My dataset consists of daily timeseries for different companies and I work with PostgreSQL. I have a indicator variable in my dataset, taking values 1, -1 and most of the time 0. If the indicator variable is not 0, and a company has a missing value in another column on that day (indicator day) or the next day, the company shall be excluded from the dataset entirely.
We can think of the following example data:
date company indicator value
2012-01-02 A 0 2
2012-01-02 B 0 9
2012-01-02 C 0 1
2012-01-02 D 0 3
2012-01-03 A 1 NULL
2012-01-03 B 0 NULL
2012-01-03 C -1 1
2012-01-03 D 0 2
2012-01-04 A 0 1
2012-01-04 B 0 1
2012-01-04 C 0 NULL
2012-01-04 D 1 4
2012-01-05 A 0 4
2012-01-05 B 0 2
2012-01-05 C 0 1
2012-01-05 D 0 7
So A has to be excluded because it has a missing value on the indicator day, and C because it has a missing value on the day following the indicator day.
I tried the following:
CREATE TABLE to_delete
AS SELECT * FROM mytable
WHERE company IN(
SELECT company
FROM mytable
WHERE date BETWEEN (SELECT date FROM mytable WHERE indicator != 0)

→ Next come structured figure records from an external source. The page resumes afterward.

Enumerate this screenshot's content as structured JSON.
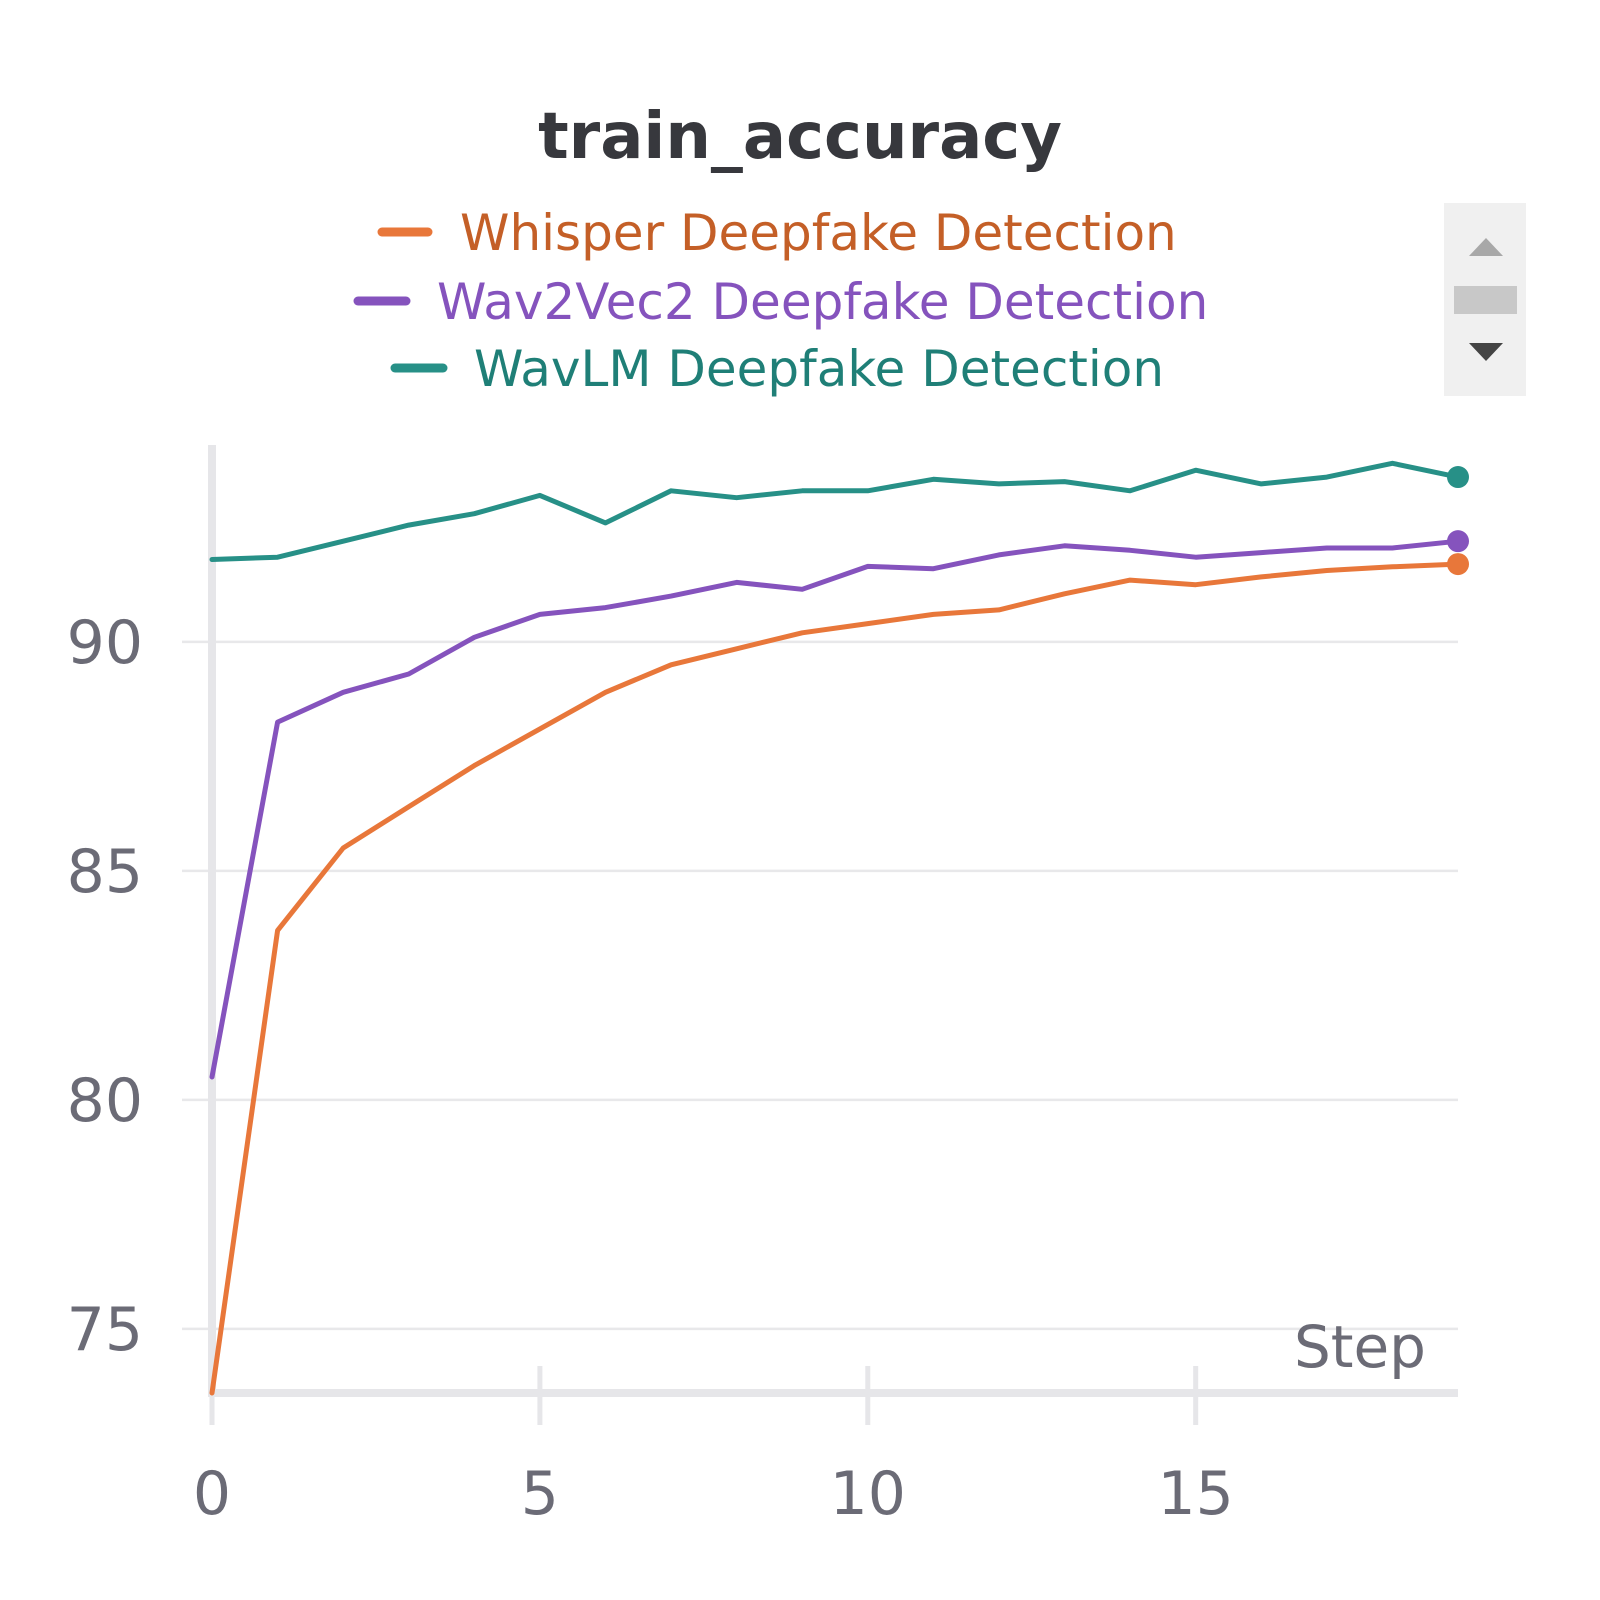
{
  "chart_data": {
    "type": "line",
    "title": "train_accuracy",
    "xlabel": "Step",
    "ylabel": "",
    "xlim": [
      0,
      19
    ],
    "ylim": [
      73.6,
      94.3
    ],
    "xticks": [
      0,
      5,
      10,
      15
    ],
    "yticks": [
      75,
      80,
      85,
      90
    ],
    "grid": true,
    "legend_position": "top-center",
    "x": [
      0,
      1,
      2,
      3,
      4,
      5,
      6,
      7,
      8,
      9,
      10,
      11,
      12,
      13,
      14,
      15,
      16,
      17,
      18,
      19
    ],
    "series": [
      {
        "name": "Whisper Deepfake Detection",
        "color": "#e8773a",
        "legend_text_color": "#c45f27",
        "values": [
          73.6,
          83.7,
          85.5,
          86.4,
          87.3,
          88.1,
          88.9,
          89.5,
          89.85,
          90.2,
          90.4,
          90.6,
          90.7,
          91.05,
          91.35,
          91.25,
          91.42,
          91.56,
          91.64,
          91.7
        ]
      },
      {
        "name": "Wav2Vec2 Deepfake Detection",
        "color": "#8553bd",
        "legend_text_color": "#8553bd",
        "values": [
          80.5,
          88.25,
          88.9,
          89.3,
          90.1,
          90.6,
          90.75,
          91.0,
          91.3,
          91.15,
          91.65,
          91.6,
          91.9,
          92.1,
          92.0,
          91.85,
          91.95,
          92.05,
          92.05,
          92.2
        ]
      },
      {
        "name": "WavLM Deepfake Detection",
        "color": "#279087",
        "legend_text_color": "#1f7f77",
        "values": [
          91.8,
          91.85,
          92.2,
          92.55,
          92.8,
          93.2,
          92.6,
          93.3,
          93.15,
          93.3,
          93.3,
          93.55,
          93.45,
          93.5,
          93.3,
          93.75,
          93.45,
          93.6,
          93.9,
          93.6
        ]
      }
    ]
  }
}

AND (SELECT date+1 FROM mytable WHERE indicator != 0)
AND indicator != 0)
AND date BETWEEN (SELECT date FROM mytable WHERE indicator != 0)
AND (SELECT date+1 FROM mytable WHERE indicator != 0)
DELETE FROM mytable WHERE company in (SELECT DISTINCT company FROM to_delete);
It works if there exists only one indicator value that is unequal to zero in the example dataset. With more than one, PostgreSQL returns an error, saying that my subquery returned more than one row.
I am really struggling to fix this problem. Do you know a solution, or may be a completely other approach to achieve the wanted result?